Imagine if each of those journals committed to publish a research synthesis that meets the criteria of the Centre for Evidence Based Management in each issue of their journals. That would mean we would quickly have proof of concept of the utility of the research synthesis as the unit of knowledge transfer to standard setters and regulators. The criteria for such research syntheses would have to be set high, but it is not as if there is not lots of help available to make those evaluations. In particular the Campbell Collaborative has a robust set of tools that Hoang, Luo and Salterio (2019) have shown transfer well to the audit standard setting domain.
For a discussion of what an evidence based research synthesis would look like, see Hoang, Salterio and Sylph (2018) in Accounting Perspectives and Salterio, Hoang and Luo on SSRN .

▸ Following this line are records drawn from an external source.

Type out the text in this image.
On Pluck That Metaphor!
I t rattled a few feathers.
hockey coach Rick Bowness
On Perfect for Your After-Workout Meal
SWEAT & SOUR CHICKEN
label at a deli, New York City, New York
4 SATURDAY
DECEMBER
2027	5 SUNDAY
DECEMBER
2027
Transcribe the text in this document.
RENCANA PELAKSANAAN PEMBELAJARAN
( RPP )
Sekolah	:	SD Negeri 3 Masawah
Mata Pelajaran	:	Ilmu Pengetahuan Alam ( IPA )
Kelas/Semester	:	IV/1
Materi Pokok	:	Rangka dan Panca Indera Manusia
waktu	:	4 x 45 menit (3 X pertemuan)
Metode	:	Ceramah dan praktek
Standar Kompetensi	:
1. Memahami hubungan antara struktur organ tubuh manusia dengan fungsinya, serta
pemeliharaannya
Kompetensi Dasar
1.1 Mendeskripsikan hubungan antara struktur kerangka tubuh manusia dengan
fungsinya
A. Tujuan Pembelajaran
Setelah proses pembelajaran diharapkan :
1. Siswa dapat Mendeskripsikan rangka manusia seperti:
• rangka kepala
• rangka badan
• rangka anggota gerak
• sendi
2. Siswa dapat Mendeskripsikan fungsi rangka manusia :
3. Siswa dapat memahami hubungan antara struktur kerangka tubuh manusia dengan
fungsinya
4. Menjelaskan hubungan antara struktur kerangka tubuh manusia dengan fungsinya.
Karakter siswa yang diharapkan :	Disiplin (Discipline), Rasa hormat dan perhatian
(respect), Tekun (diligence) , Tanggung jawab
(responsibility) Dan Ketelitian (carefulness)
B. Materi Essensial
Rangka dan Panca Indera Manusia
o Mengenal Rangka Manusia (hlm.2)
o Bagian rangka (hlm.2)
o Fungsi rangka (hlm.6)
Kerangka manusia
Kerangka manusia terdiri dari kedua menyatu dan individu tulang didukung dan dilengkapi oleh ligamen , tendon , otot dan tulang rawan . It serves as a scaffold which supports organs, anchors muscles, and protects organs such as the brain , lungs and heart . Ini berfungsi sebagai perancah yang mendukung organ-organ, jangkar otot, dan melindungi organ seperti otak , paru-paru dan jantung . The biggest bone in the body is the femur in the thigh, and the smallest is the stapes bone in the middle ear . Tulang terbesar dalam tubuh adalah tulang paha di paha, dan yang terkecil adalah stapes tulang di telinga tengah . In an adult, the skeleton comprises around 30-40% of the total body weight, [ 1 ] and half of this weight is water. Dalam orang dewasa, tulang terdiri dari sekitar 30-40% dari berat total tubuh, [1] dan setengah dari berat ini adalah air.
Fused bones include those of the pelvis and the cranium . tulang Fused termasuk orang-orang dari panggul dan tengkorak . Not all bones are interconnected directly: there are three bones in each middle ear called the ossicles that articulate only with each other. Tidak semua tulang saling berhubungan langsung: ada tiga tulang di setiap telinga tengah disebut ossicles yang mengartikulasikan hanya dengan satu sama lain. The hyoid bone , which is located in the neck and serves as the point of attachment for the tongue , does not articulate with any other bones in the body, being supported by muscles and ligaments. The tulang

To see the creation of a research synthesis in real time, see our video
The long awaited premier
In less than 45 minutes I am giving my first workshop on the third paper in a three paper series that has consumed me in the last few years. Yes, Kris, Yi and I finally have a working paper to accompany the video that we unveiled last fall. The paper reports the formal results of the real time simulation we ran on evidence based policymaking in the audit standard setting domain with former standard setters. Presenting it at one of the most rigorous U’s in at least the Southern Hemisphere if not the world, the University of Sydney!
The paper is so fresh that there is still a spelling error in my name!!!!
Finally, a shout out to readers in Canada, THANK goodness for the sake of evidence informed policy making that we got a government that believes in research even if they do not always follow it. Better than a government that thinks a census should be voluntary (da, the dictionary states that is impossible).
From beautiful Sydney, its showtime.
An updated BRIA mission statement
As my spouse pointed out, this is a way too long of a paragraph to be a mission statement. Nonetheless, in academic terms it is about the closest you get. I believe that the mission of BRIA was last updated in 1989 with some minor tweaks in the Hatfield years.
So without further ado:
Sponsored by the Accounting, Behavior and Organizations Section of the American Accounting Association, Behavioral Research in Accounting publishes original research about how accounting (broadly conceived) affects and is affected by individuals, organizations, and society. The primary audience is the international community of behavioral, organizational, and social researchers in accounting. Behavioral Research in Accounting seeks original empirical research (e.g., field, survey, experimental, experimental economics) in all areas of accounting. The journal also seeks to be the venue of choice for literature reviews of underlying discipline theories; methodological and methods papers; and scale validation papers that are relevant to the journal’s scope and to its readers. Behavioral Research in Accounting also encourages replications of influential behavioral articles in order to build a robust base of knowledge about the behavioral, organizational, and social aspects of accounting. The international set of editors and reviewers collectively have expertise in all the domains that the journal seeks to influence, and promises prompt and fair reviews by subject matter experts.
Now apparently my verbs and nouns do not agree and this will be corrected in due course. Otherwise, mission accomplished!!! We have a revised mission statement!